With his impeccable guitar skills, it's no surprise as to why Mustaine keeps hyping up Kiko Loureiro as the best lead guitarist he has ever played with since Marty Friedman. Kiko has songwriting credits for two thirds of the record. Despite songs like "Night Stalkers" (which also features a guest appearance by Ice-T) and "Dogs Of Chernobyl", being two of the album's heaviest cuts, his acoustic passages on these tracks in particular give them a different flavour and dynamic. It's also no secret that Mustaine loves to tip his hat off to the past, sometimes very subtly, other times a bit too obviously, whether it's through riffs, song structures or even lyrical references. Case in point, "Junkie" contains quite a few riff nods to "Holy Wars", all while joining the club dedicated to the Megadeth songs about drugs with "Poison Was The Cure" and "Use The Man".

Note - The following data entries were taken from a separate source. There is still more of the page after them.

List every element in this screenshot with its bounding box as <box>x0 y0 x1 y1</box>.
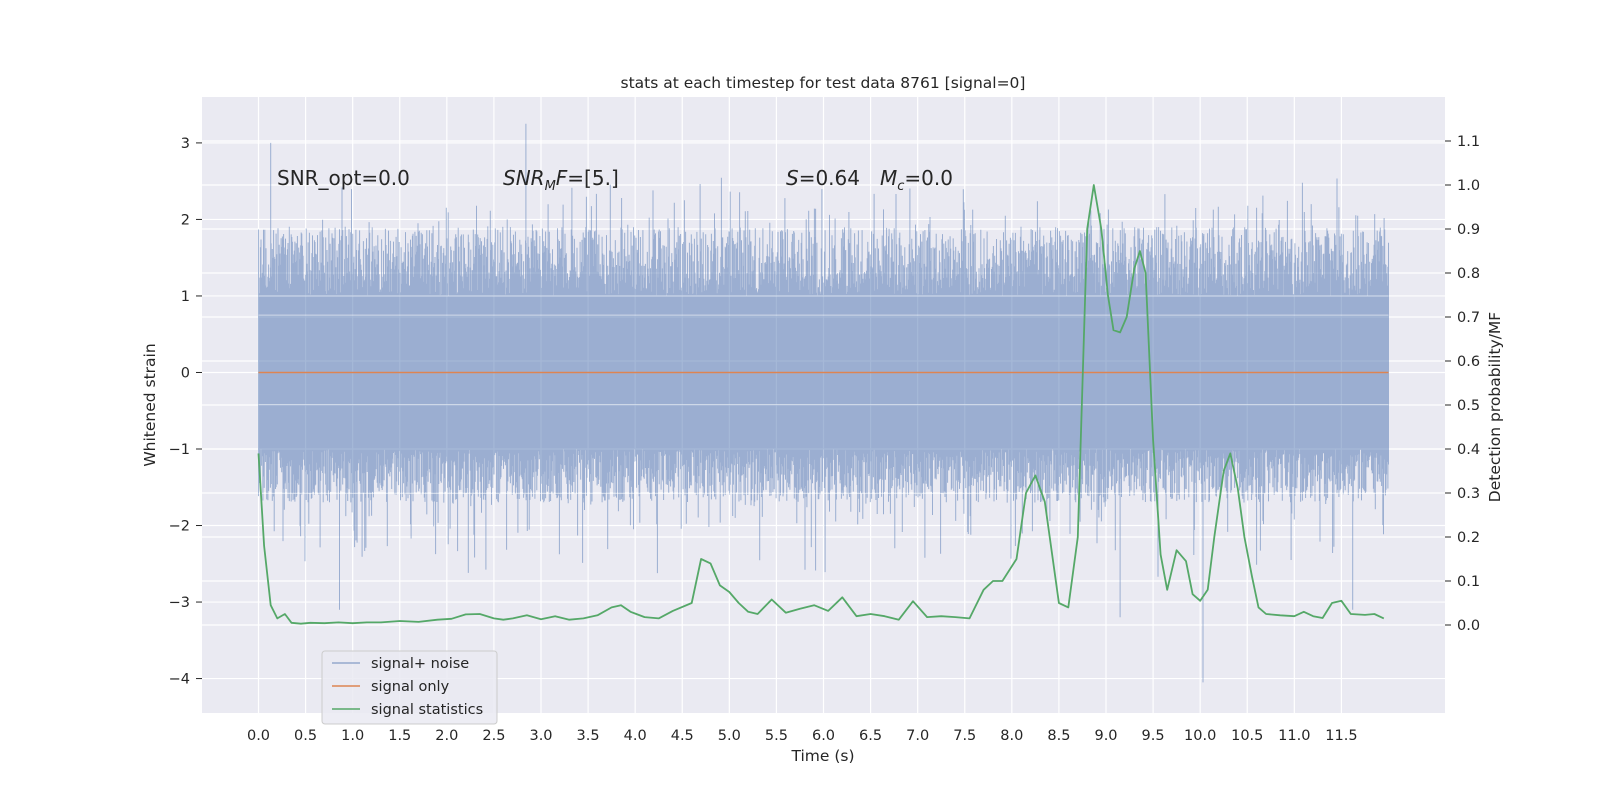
y-tick-label-left: −2 <box>169 519 190 535</box>
y-tick-label-left: −1 <box>169 442 190 458</box>
y-tick-label-right: 0.7 <box>1457 310 1480 326</box>
x-tick-label: 1.5 <box>388 728 411 744</box>
y-tick-label-right: 0.8 <box>1457 266 1480 282</box>
ticks-layer: 0.0 0.5 1.0 1.5 2.0 2.5 3.0 3.5 4.0 4.5 5.0 5.5 6.0 6… <box>169 134 1480 744</box>
x-tick-label: 4.0 <box>624 728 647 744</box>
x-tick-label: 10.5 <box>1231 728 1263 744</box>
y-tick-label-right: 0.6 <box>1457 354 1480 370</box>
annotation-snr-opt: SNR_opt=0.0 <box>277 166 410 190</box>
x-tick-label: 3.0 <box>529 728 552 744</box>
x-tick-label: 6.0 <box>812 728 835 744</box>
x-tick-label: 2.5 <box>482 728 505 744</box>
x-tick-label: 5.5 <box>765 728 788 744</box>
noise-bars <box>258 123 1389 683</box>
mc-main: M <box>880 166 897 190</box>
annotation-s: S=0.64 <box>786 166 860 190</box>
legend-label-signal-only: signal only <box>371 679 450 695</box>
y-tick-label-right: 0.1 <box>1457 574 1480 590</box>
legend-label-noise: signal+ noise <box>371 656 469 672</box>
y-tick-label-left: 1 <box>181 289 190 305</box>
y-tick-label-right: 0.9 <box>1457 222 1480 238</box>
x-tick-label: 7.0 <box>906 728 929 744</box>
y-tick-label-right: 0.0 <box>1457 618 1480 634</box>
y-axis-title-right: Detection probability/MF <box>1486 312 1504 503</box>
y-tick-label-left: 2 <box>181 212 190 228</box>
x-tick-label: 1.0 <box>341 728 364 744</box>
x-tick-label: 3.5 <box>577 728 600 744</box>
snr-mf-sub: M <box>545 179 556 194</box>
x-tick-label: 8.0 <box>1000 728 1023 744</box>
x-tick-label: 8.5 <box>1047 728 1070 744</box>
noise-series <box>258 123 1389 683</box>
x-tick-label: 10.0 <box>1184 728 1216 744</box>
x-tick-label: 7.5 <box>953 728 976 744</box>
x-tick-label: 11.5 <box>1325 728 1357 744</box>
mc-rest: =0.0 <box>904 166 953 190</box>
x-tick-label: 11.0 <box>1278 728 1310 744</box>
y-tick-label-left: 3 <box>181 136 190 152</box>
y-tick-label-right: 1.0 <box>1457 178 1480 194</box>
s-main: S <box>786 166 799 190</box>
x-tick-label: 5.0 <box>718 728 741 744</box>
y-tick-label-right: 0.2 <box>1457 530 1480 546</box>
x-tick-label: 0.5 <box>294 728 317 744</box>
annotation-mc: Mc=0.0 <box>880 166 953 194</box>
mc-sub: c <box>897 179 904 194</box>
legend-box <box>321 650 498 725</box>
y-tick-label-right: 0.3 <box>1457 486 1480 502</box>
y-tick-label-left: −3 <box>169 595 190 611</box>
y-tick-label-right: 0.4 <box>1457 442 1480 458</box>
lines-layer <box>257 184 1389 625</box>
x-tick-label: 4.5 <box>671 728 694 744</box>
x-axis-title: Time (s) <box>790 747 854 765</box>
y-axis-title-left: Whitened strain <box>141 343 159 466</box>
signal-statistics-line <box>257 184 1385 625</box>
snr-mf-rest-italic: F <box>556 166 568 190</box>
x-tick-label: 9.0 <box>1094 728 1117 744</box>
y-tick-label-right: 0.5 <box>1457 398 1480 414</box>
s-rest: =0.64 <box>799 166 860 190</box>
x-tick-label: 2.0 <box>435 728 458 744</box>
snr-mf-rest: =[5.] <box>567 166 618 190</box>
x-tick-label: 9.5 <box>1142 728 1165 744</box>
x-tick-label: 6.5 <box>859 728 882 744</box>
y-tick-label-left: −4 <box>169 672 190 688</box>
chart-title: stats at each timestep for test data 876… <box>621 74 1026 92</box>
annotation-snr-mf: SNRMF=[5.] <box>503 166 619 194</box>
legend-label-statistics: signal statistics <box>371 702 483 718</box>
y-tick-label-right: 1.1 <box>1457 134 1480 150</box>
y-tick-label-left: 0 <box>181 365 190 381</box>
x-tick-label: 0.0 <box>247 728 270 744</box>
snr-mf-main: SNR <box>503 166 545 190</box>
legend: signal+ noise signal only signal statist… <box>321 650 498 725</box>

When I was listening to the album the first time around, almost two thirds of the album felt more laid back and not as intense as the band had claimed it would be. Maybe it was the headspace I was in at the time. However, after a few more listens, I started picking up on the intensity that my brain missed the first time around. There are however a few tracks that are more laid back and focus more on groove and feel like they would've been right at home on TH1RT3EN, like "Sacrifice", "Killing Time" and "Mission To Mars" (although this song gets rather heavy towards the end with a lot of machine-gun double-bass). "We'll Be Back" is aptly placed at the end of the record because after quite a few groove-laden tracks, the record closes with one final round of classic Megadeth thrash brutality. The title also seems to subliminally send the message that there's more records to come after this.
Now Megadeth always seemed to be at their fiercest when Mustaine had something to prove. His vow to out-muscle the rest of the Big Four, particularly Metallica, led to the classics we all love like Killing Is My Business, Peace Sells and Rust In Peace. Even with the change in direction on Countdown To Extinction, Youthanasia and even Cryptic Writings, they proved to be just as much of a force to be reckoned with. When cancer made its presence known inside Mustaine in 2019, it must've been oblivious to the fact that if he had conquered alcoholism and managed to come back to life after a drug overdose in the 90s, it stood no fucking chance. Cancer got its ass handed to it, and Mustaine is looking, playing and sounding like nothing had even happened to him. Simply put, The Sick, The Dying...& The Dead is a superb slab of metal from one of the bands that pioneered thrash metal, and one that along with Dystopia, continues Megadeth's furious return to form, and celebrates their victory after a tumultuous half-decade.